Comment by teamsolid

16 hours ago

It is wonderful how early years of modern computing was brilliant. We treated machines as they really are: machines. Performance, creativity, science..., all possible to make a 386 machine work. Nowadays is all about libraries, virtualization, [bad] code over [bad] code over [bad] code..., I dont like it.

I sometimes think that my mental model of a computer is still an Apple ][+ with 48K of RAM leads to my writing better code.

  • While I did a few 10 line programs in BASIC in high school on punch cards, when things really started was a freshman class on semiconductors. The class started with diodes and quantum mechanics, then onto transistors, then flip flops, then registers, then ALUs. Then it was on to designing/building a digital clock (which never worked right), and later designing/building/programming single board computers (6802 chip).

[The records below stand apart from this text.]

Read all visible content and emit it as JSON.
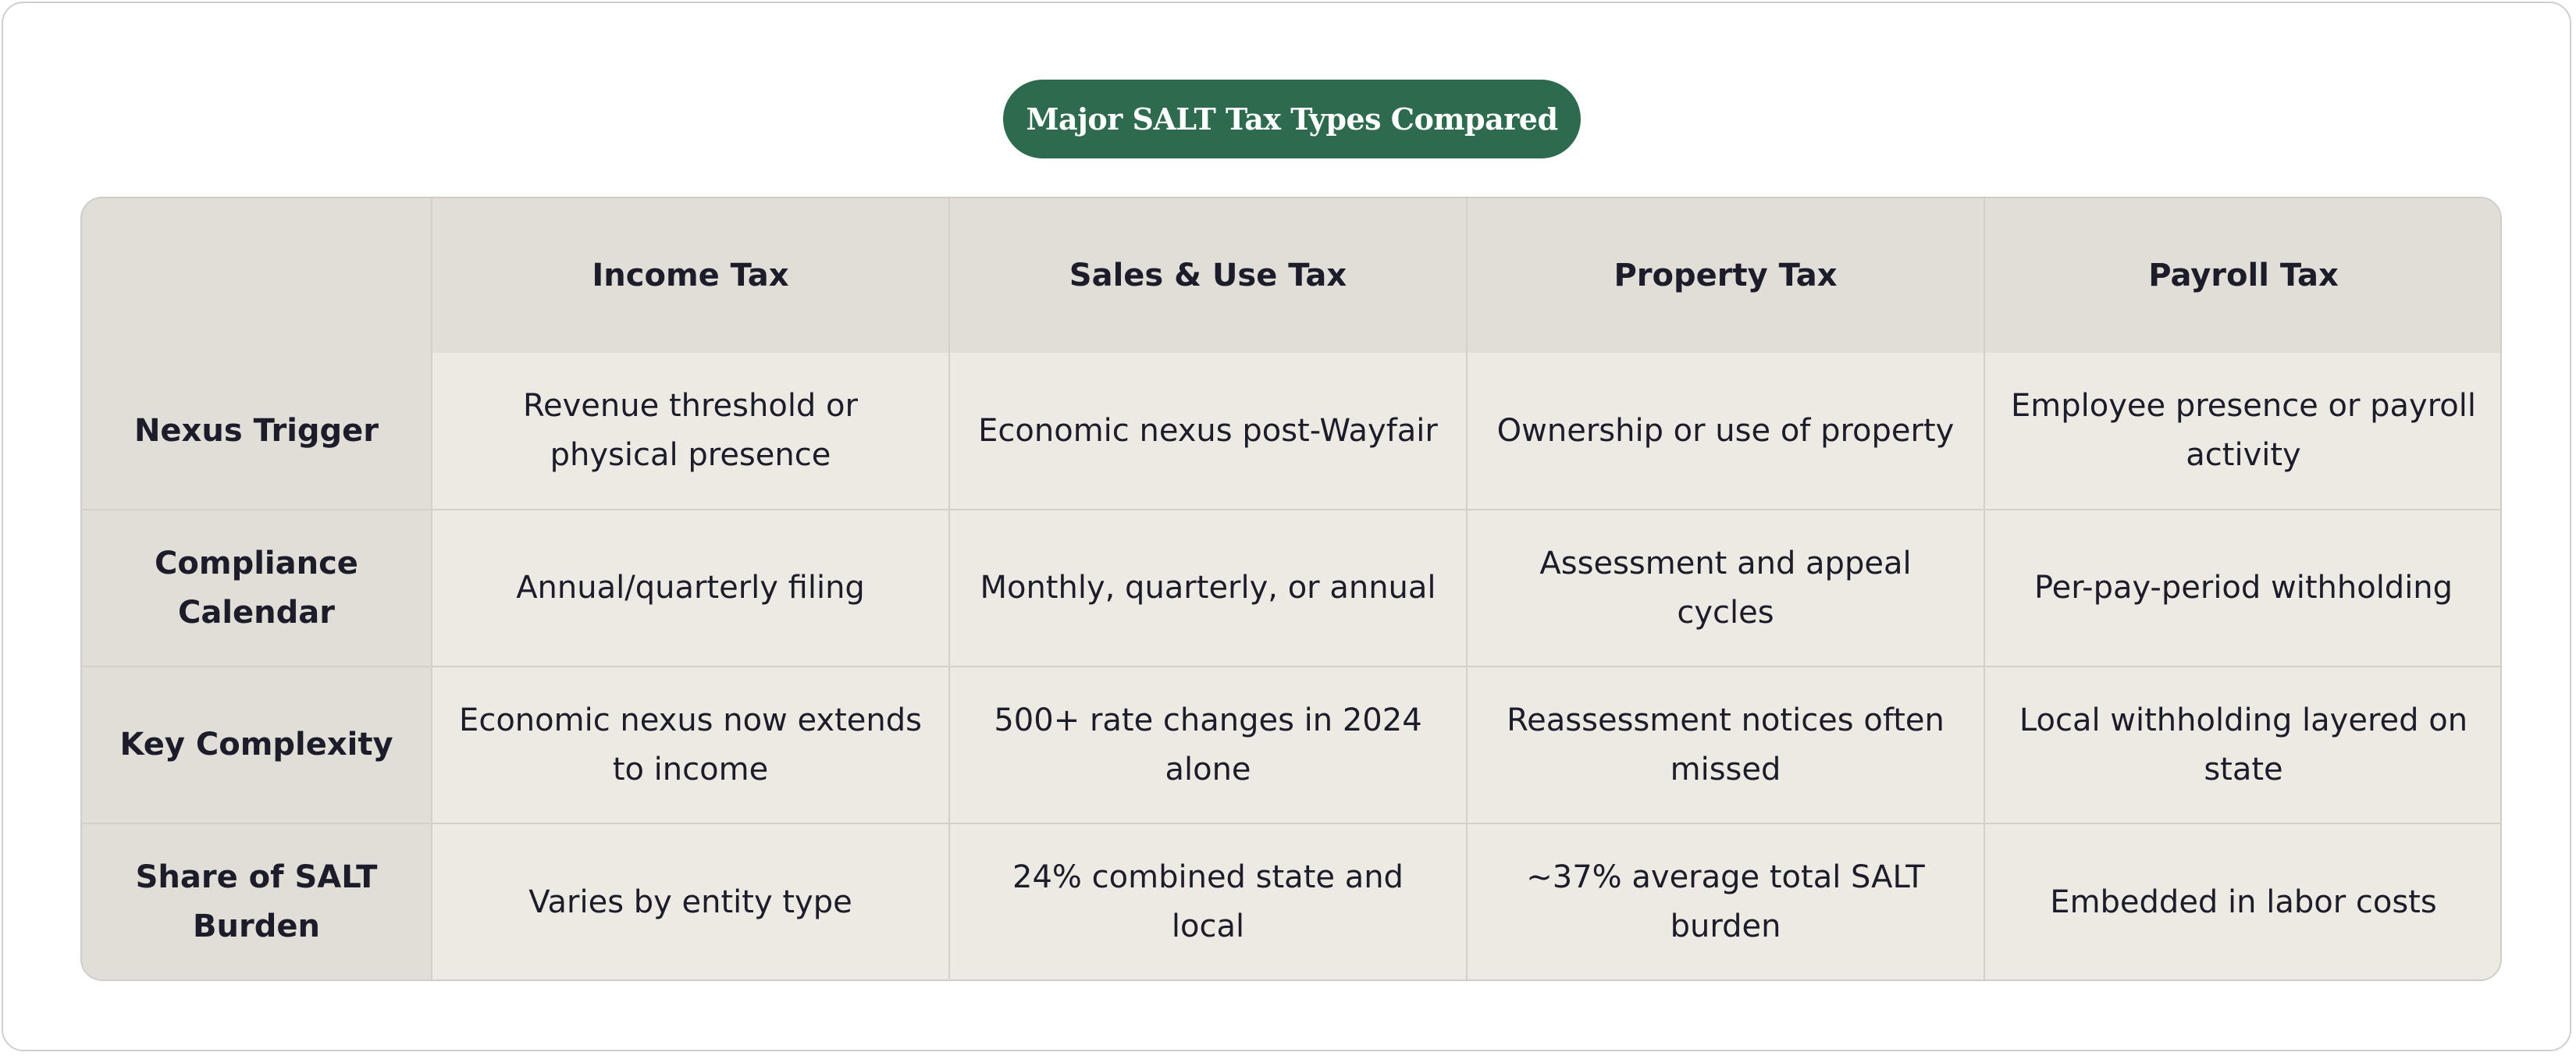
{
  "title": "Major SALT Tax Types Compared",
  "table": {
    "corner": "",
    "columns": [
      "Income Tax",
      "Sales & Use Tax",
      "Property Tax",
      "Payroll Tax"
    ],
    "rows": [
      {
        "label": "Nexus Trigger",
        "cells": [
          "Revenue threshold or physical presence",
          "Economic nexus post-Wayfair",
          "Ownership or use of property",
          "Employee presence or payroll activity"
        ]
      },
      {
        "label": "Compliance Calendar",
        "cells": [
          "Annual/quarterly filing",
          "Monthly, quarterly, or annual",
          "Assessment and appeal cycles",
          "Per-pay-period withholding"
        ]
      },
      {
        "label": "Key Complexity",
        "cells": [
          "Economic nexus now extends to income",
          "500+ rate changes in 2024 alone",
          "Reassessment notices often missed",
          "Local withholding layered on state"
        ]
      },
      {
        "label": "Share of SALT Burden",
        "cells": [
          "Varies by entity type",
          "24% combined state and local",
          "~37% average total SALT burden",
          "Embedded in labor costs"
        ]
      }
    ]
  },
  "colors": {
    "title_background": "#2e6b4e",
    "header_background": "#e1ded8",
    "cell_background": "#edeae4",
    "text": "#1c1c2a"
  }
}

    It was fun knowing everything about a computer. That's long gone!

  • And mine is a Commodore Vic-20 circa 1981, with 3583 bytes of free RAM. Programmed in 6502 assembler. Can't get much closer to the CPU than that.

For a very long while now, we had programmers who never understood any low level concepts at all. They have started with js or python, and never looked 'down'. There are no limits to monstrosities they will consider normal.

Linus Torvalds, a few months ago, said something to this effect when discussing AI coding tools. That his (also, mine) generation was lucky to have started with low level stuff and managed to retain the understanding of the whole stack - and kids these days don't get that. Good luck acquiring this level of feel for computers, algorithms, data structures today, when a kid's first experience with coding will be a seemingly genius chatbot.

  • >and managed to retain the understanding of the whole stack

    No one understands the whole stack. There is too much specialized information.

    • Even assembly is a high-level language relative to what’s actually going on inside a modern CPU.